The conflict on Dermot’s face was painful to see. "Sookie," he said, "who can finish your upstairs work?"

"I’ll hire Terry Bellefleur," I said. "He won’t be as good as you, Dermot."

"No television," Dermot said. "I’ll miss HGTV." Then he smiled. "But I can’t live without my essence, and I am your son, Niall."

Niall beamed down at Dermot, which was what Dermot had wanted his whole life.

I got up because I couldn’t stand to have him leave without a hug. I even started crying, which I hadn’t expected. They all kissed me, even Bellenos, though I felt his teeth scrape lightly on my cheek, and I felt his chest move in a silent chuckle.

Niall made some mysterious signs over my head and closed his eyes, just like a priest giving a blessing. I felt something change in the house, the land.

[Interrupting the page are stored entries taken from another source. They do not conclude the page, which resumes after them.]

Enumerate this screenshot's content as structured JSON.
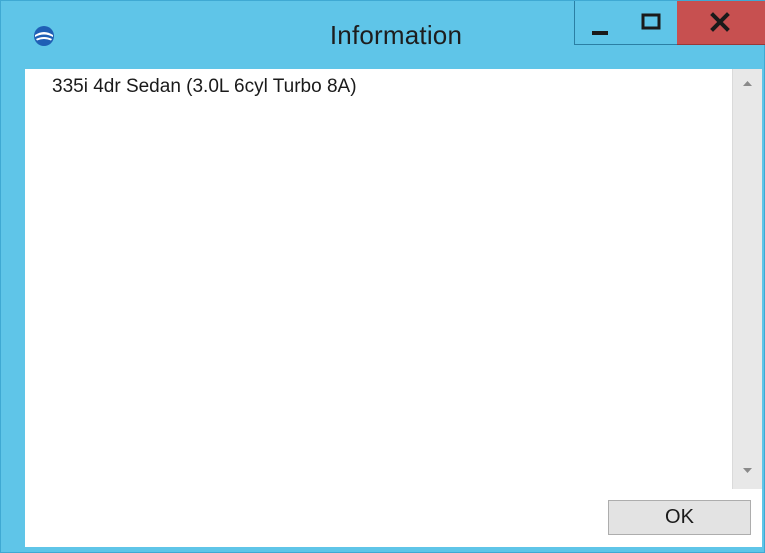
{
  "window": {
    "title": "Information",
    "app_icon": "globe-icon",
    "controls": {
      "minimize": "minimize-icon",
      "maximize": "maximize-icon",
      "close": "close-icon"
    },
    "colors": {
      "titlebar": "#5fc5e8",
      "close_button": "#c75050"
    }
  },
  "content": {
    "text": "335i 4dr Sedan (3.0L 6cyl Turbo 8A)"
  },
  "scrollbar": {
    "up_icon": "scroll-up-arrow-icon",
    "down_icon": "scroll-down-arrow-icon"
  },
  "buttons": {
    "ok_label": "OK"
  }
}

And then they were gone. Even Claude.

I was stupefied. I was willing to bet that over at Hooligans, the bar stood empty, the doors locked.

The fae were gone from America. Their departure point? Bon Temps, Louisiana. The woods behind my house.

Chapter 16

As you can imagine, it wasn’t easy to go on and have a normal day after that.

I hadn’t slept all night, and the traumas had just kept on coming.

But after I showered and straightened up the living room, which had suffered a bit during the fight, I found myself sitting at the kitchen table trying to absorb everything: last night, this morning.

It was taking a lot of energy to do that. About halfway through setting my mental house in order, I had to think about something else. Luckily, there was something right in front of me that would serve.

Among the presents I’d tossed to the table last night was Pam’s little box, Bill’s box, and Sam’s envelope, which I’d never examined. Pam had given me perfume, and I liked the smell of it very much. Bill had given me a necklace with a cameo pendant. The likeness on it was my gran’s. "Oh, Bill," I said, "you did great!" Nothing could top such a gift, I thought, as I reached for Sam’s envelope. I figured he’d picked a fancy birthday card-with, maybe, a gift certificate enclosed.